Founded earlier this year in the Los Altos hills above Silicon Valley, Altos is backed by at least US$270 million of investor cash, an undisclosed amount of which is reported to have come from Bezos. The company has recruited brilliant minds from around the world, plucking specialists from elite labs and universities, instantly multiplying their salaries and freeing them from the bureaucracy of ordinary institutional life. At Altos, theirs is a simple, single task: discover the elixir of youth.
Bezos is not alone; Silicon Valley founders’ other, bigger, preoccupation with splashing their cash, after space missions, is breaching the frontiers of biotechnology. From Amazon to Google, Facebook and beyond, a new billionaire boys’ health club is afoot.
Peter Thiel, 53, who co-founded Paypal and, as an early investor, acquired a 10 per cent stake in Facebook for US$500,000, has signalled his intention to live “forever”. Once asked for his views on death, he famously replied: “Basically I’m against it.” He has invested in Unity Biotechnology, a company seeking a remedy for the ageing process in cells, known as senescence. Bezos, too, was a Unity investor when the company raised US$116 million in the autumn of 2016.
By then Google’s Larry Page and Sergey Brin had already announced Calico – that’s the California Life Company. Like Altos, it too recruited widely and paid handsomely, all in the name of understanding the fundamental processes of ageing, and harnessing insights to enhance longevity. What’s hard is to be sure how close our lifespans are to being altered because, as with so much in the tech world, secrecy is prized.
Of course, it’s easy to poke fun at these middle-aged men struggling to come to terms with death; something that, for all their billions, they can’t bend to their will. Silicon Valley even has a US$1 million “Longevity Prize” to attract projects that “cure ageing”. But are they so wrong to aim so high? Bezos, after all, has just blasted himself into space in his own rocket – not bad for a man who started an online bookshop. Indeed the faith that the denizens of Silicon Valley have in its model – funding bold ventures that upturn established norms – actively encourages hubris. And human health is on an extraordinary upward curve.

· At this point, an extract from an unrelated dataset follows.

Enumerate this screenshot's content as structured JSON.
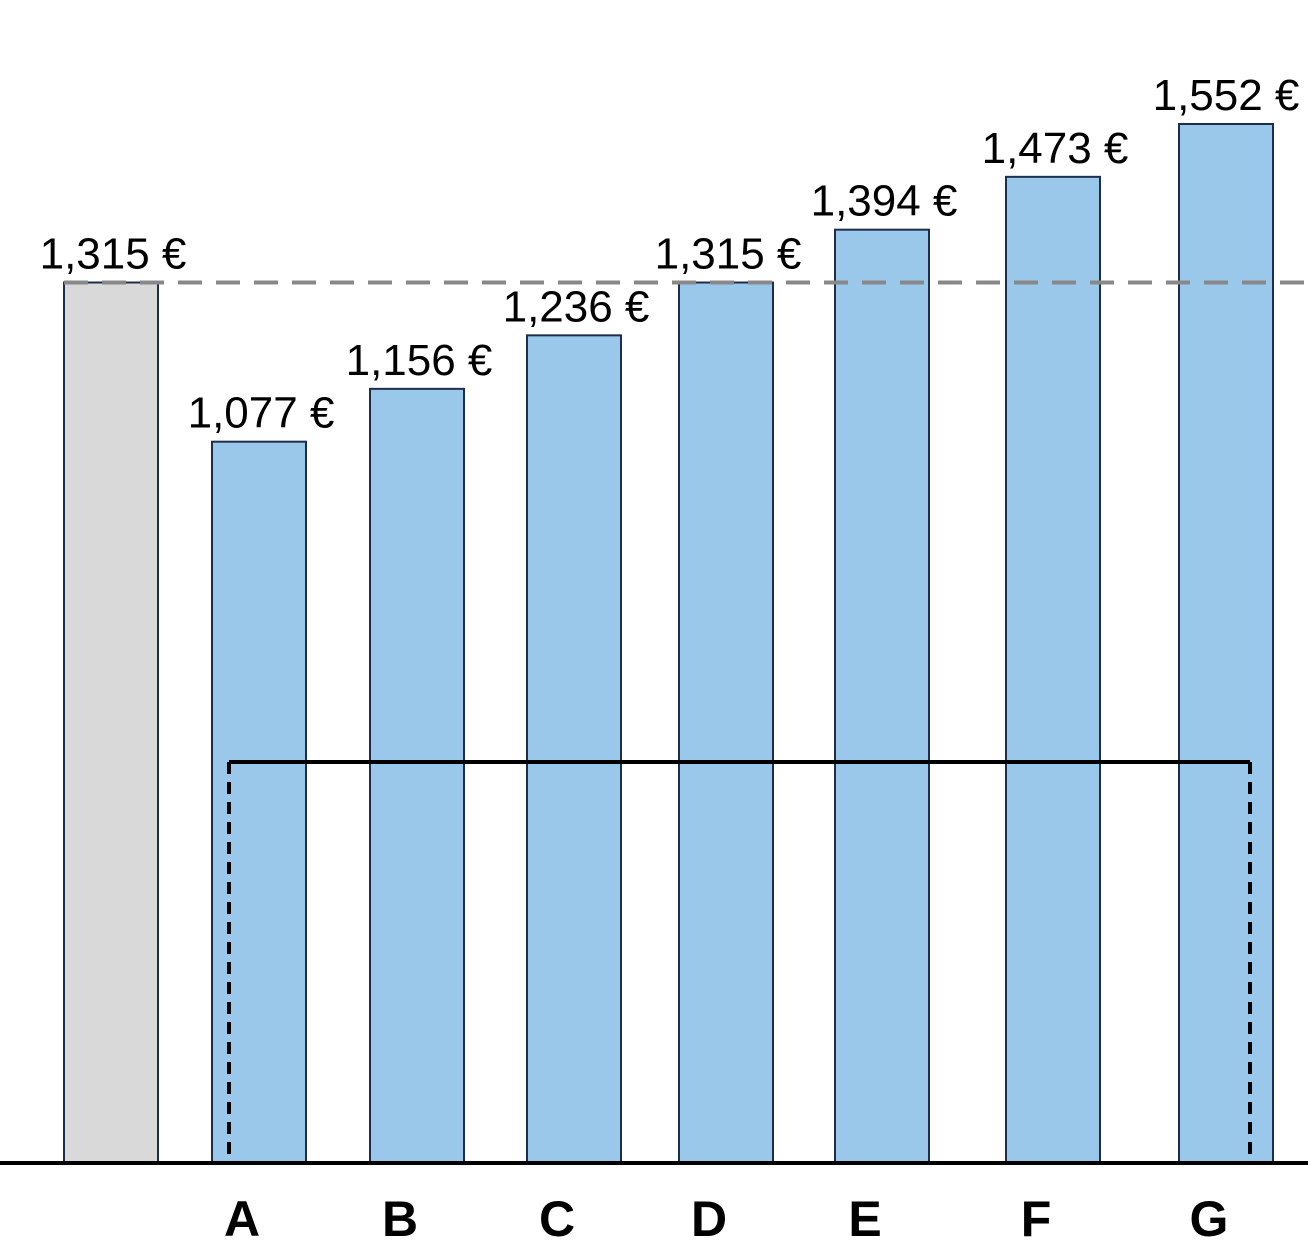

Lifespans have doubled in the past 150 years, as infections, vaccines, nutrition and maternal health have radically improved. The big killers today, notably cancer and dementia, are far harder to solve. Researchers around the world specialise in treating them as individual diseases. But what if we approached them in a different way, say the gurus of the West Coast, not as compartmentalised conditions, but as common symptoms of getting old. Then, they say, it is age that is the sickness to be cured.
The passage of time does indeed dramatically increase the chances of getting such diseases. So no wonder the possibility of turning back the clock is so appealing. And that’s why it’s so important that the man chairing Altos’ scientific advisory board is Shinya Yamanaka.
In 2012 Yamanaka shared a Nobel Prize for the discovery that four proteins, now known as Yamanaka Factors, can induce cells to return to an earlier state, neither jaded nor specialised by the passage of time, but once again youthful and full of potential – as if a retired accountant found himself once again a leather-jacketed teen deciding on what high school subjects to take. Four years after Yamanaka’s award, not just cells, but whole mice were treated with the factors, becoming obviously younger.